At the end of the day, both the Core i5 and the Core i7 offer four cores, which is key for multitasking — it’s just that the Core i7 might do things a little faster.
The X1 Carbon review unit I’m using has Intel’s vPro technology I mentioned earlier, which adds a few hundred dollars to the price tag, but that’s only for business uses. The X1 Carbon is available with Intel chips that don’t come with vPro and cost hundreds less than those with vPro.
The Carbon X1 is also extremely quiet; I can’t say I’ve ever heard the fans spinning. That said, it can get a little hot on your right thigh — under where the chip resides inside — if you have the X1 Carbon on your lap, at least when you’re doing more intensive tasks.
Nothing comes close to Apple’s touchpads, but the X1 Carbon’s gets the job done.
The X1 Carbon’s touchpad has a similar rubbery, plastic texture as its body, but smoother. It works pretty well, but a glass touchpad, like what you’d find on an Apple laptop, would have been better for smoother and more accurate finger motions.
My only major complaint with the touchpad is that I wish it were bigger — and there’s plenty of space where it could be expanded. Right above the touchpad are the three mouse buttons designed to be used with the red IBM/Lenovo nubbin, and I wish they’d made way for a larger touchpad.
If 13-inch screens are too small and 15-inch screens are too large, the X1 Carbon’s 14-inch screen is just right.
For a while, it was 15-inch or nothing for me. But that often meant larger, less portable laptops. The X1 Carbon’s 14-inch screen is the perfect compromise, especially as the X1 Carbon feels as compact and portable as a 13-inch laptop.
The bezels aren’t as thin as those on the Dell XPS 13 and XPS 15, but they’re not overwhelming, and the X1 Carbon still looks sleek and modern.
The model I’m using now has a 4K UHD display, and it’s sharp and bright. Colors are great too. Windows 10 and apps look great on this thing.

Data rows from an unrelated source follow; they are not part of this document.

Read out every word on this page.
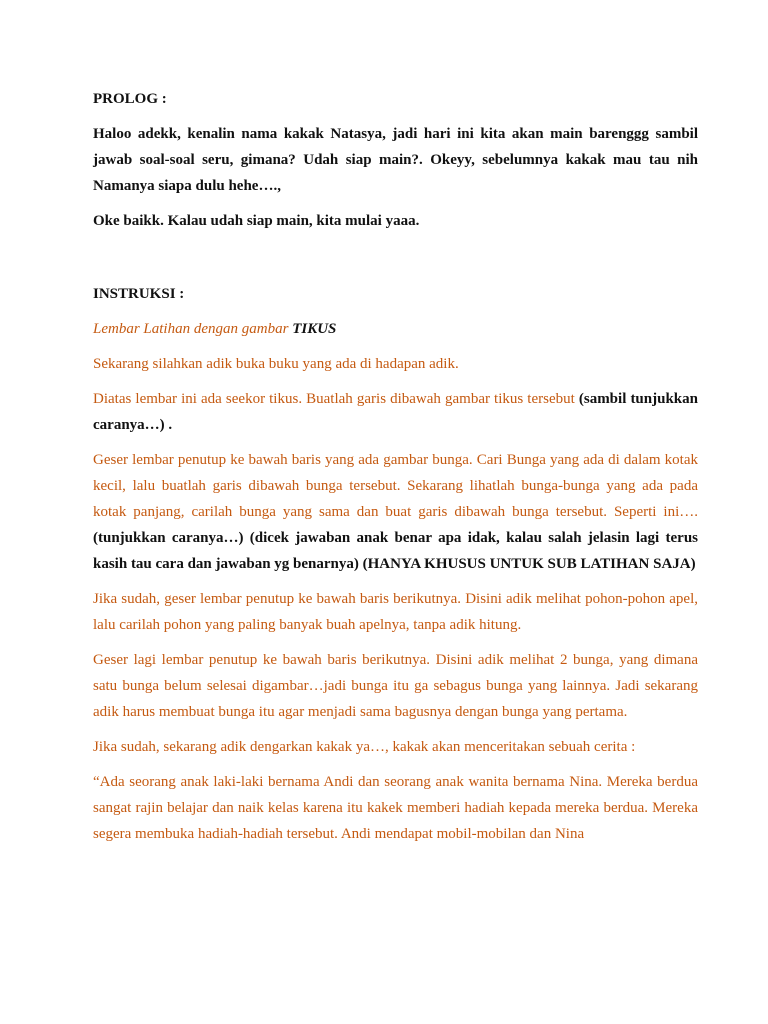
PROLOG :

Haloo adekk, kenalin nama kakak Natasya, jadi hari ini kita akan main barenggg sambil jawab soal-soal seru, gimana? Udah siap main?. Okeyy, sebelumnya kakak mau tau nih Namanya siapa dulu hehe….,

Oke baikk. Kalau udah siap main, kita mulai yaaa.

INSTRUKSI :

Lembar Latihan dengan gambar TIKUS

Sekarang silahkan adik buka buku yang ada di hadapan adik.

Diatas lembar ini ada seekor tikus. Buatlah garis dibawah gambar tikus tersebut (sambil tunjukkan caranya…) .

Geser lembar penutup ke bawah baris yang ada gambar bunga. Cari Bunga yang ada di dalam kotak kecil, lalu buatlah garis dibawah bunga tersebut. Sekarang lihatlah bunga-bunga yang ada pada kotak panjang, carilah bunga yang sama dan buat garis dibawah bunga tersebut. Seperti ini…. (tunjukkan caranya…) (dicek jawaban anak benar apa idak, kalau salah jelasin lagi terus kasih tau cara dan jawaban yg benarnya) (HANYA KHUSUS UNTUK SUB LATIHAN SAJA)

Jika sudah, geser lembar penutup ke bawah baris berikutnya. Disini adik melihat pohon-pohon apel, lalu carilah pohon yang paling banyak buah apelnya, tanpa adik hitung.

Geser lagi lembar penutup ke bawah baris berikutnya. Disini adik melihat 2 bunga, yang dimana satu bunga belum selesai digambar…jadi bunga itu ga sebagus bunga yang lainnya. Jadi sekarang adik harus membuat bunga itu agar menjadi sama bagusnya dengan bunga yang pertama.

Jika sudah, sekarang adik dengarkan kakak ya…, kakak akan menceritakan sebuah cerita :

“Ada seorang anak laki-laki bernama Andi dan seorang anak wanita bernama Nina. Mereka berdua sangat rajin belajar dan naik kelas karena itu kakek memberi hadiah kepada mereka berdua. Mereka segera membuka hadiah-hadiah tersebut. Andi mendapat mobil-mobilan dan Nina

The 4K UHD screen option does a number on the X1 Carbon’s battery life.
Lenovo claims the X1 Carbon has an 18-hour battery life, and I’m certainly not getting that on the model with the 4K UHD screen.
Battery life on the X1 Carbon configured with the 4K UHD screen isn’t superb — it gives you just over six hours when doing something simple like writing up a document.
If you prize battery life, you’ll likely do better with the WQHD 1440p or FHD 1080p screen options.
Other bits and pieces.
The webcam has a physical switch that covers up the lens, which should appeal to anyone concerned about privacy.
The X1 Carbon with the FHD multitouch, WQHD, or 4K UHD screen options can be fitted with an IR camera that’s compatible with Microsoft’s Windows Hello facial recognition. All support fingerprint recognition. The fingerprint scanner is just to the right of the touchpad, which hasn’t posed a problem.
The speakers on the X1 Carbon are surprisingly pretty good, but Apple’s laptop speakers still have yet to be beaten.
Should you buy this thing?
It took under a minute for the X1 Carbon to make an impression on me. And it became apparent after about a day with the Lenovo X1 Carbon that it would likely become the next laptop I’ll buy.
It has shifted my priorities to lightness and portability. It has strengthened my belief that laptops shouldn’t be USB-C or nothing. It has convinced me that I can work on a laptop with a screen smaller than 15 inches. This thing has made an impact.
The only compromise is the battery life, which is affected by the 4K UHD screen. Had I configured the Lenovo X1 Carbon myself, I would have replaced the 4K UHD screen with a WQHD 1440p display for a little extra battery life. And that’s something you can do when buying an X1 Carbon: It’s highly customizable.
Apart from a larger, smoother touchpad, I wouldn’t change a thing. It’s a nearly perfect, well-priced, premium laptop.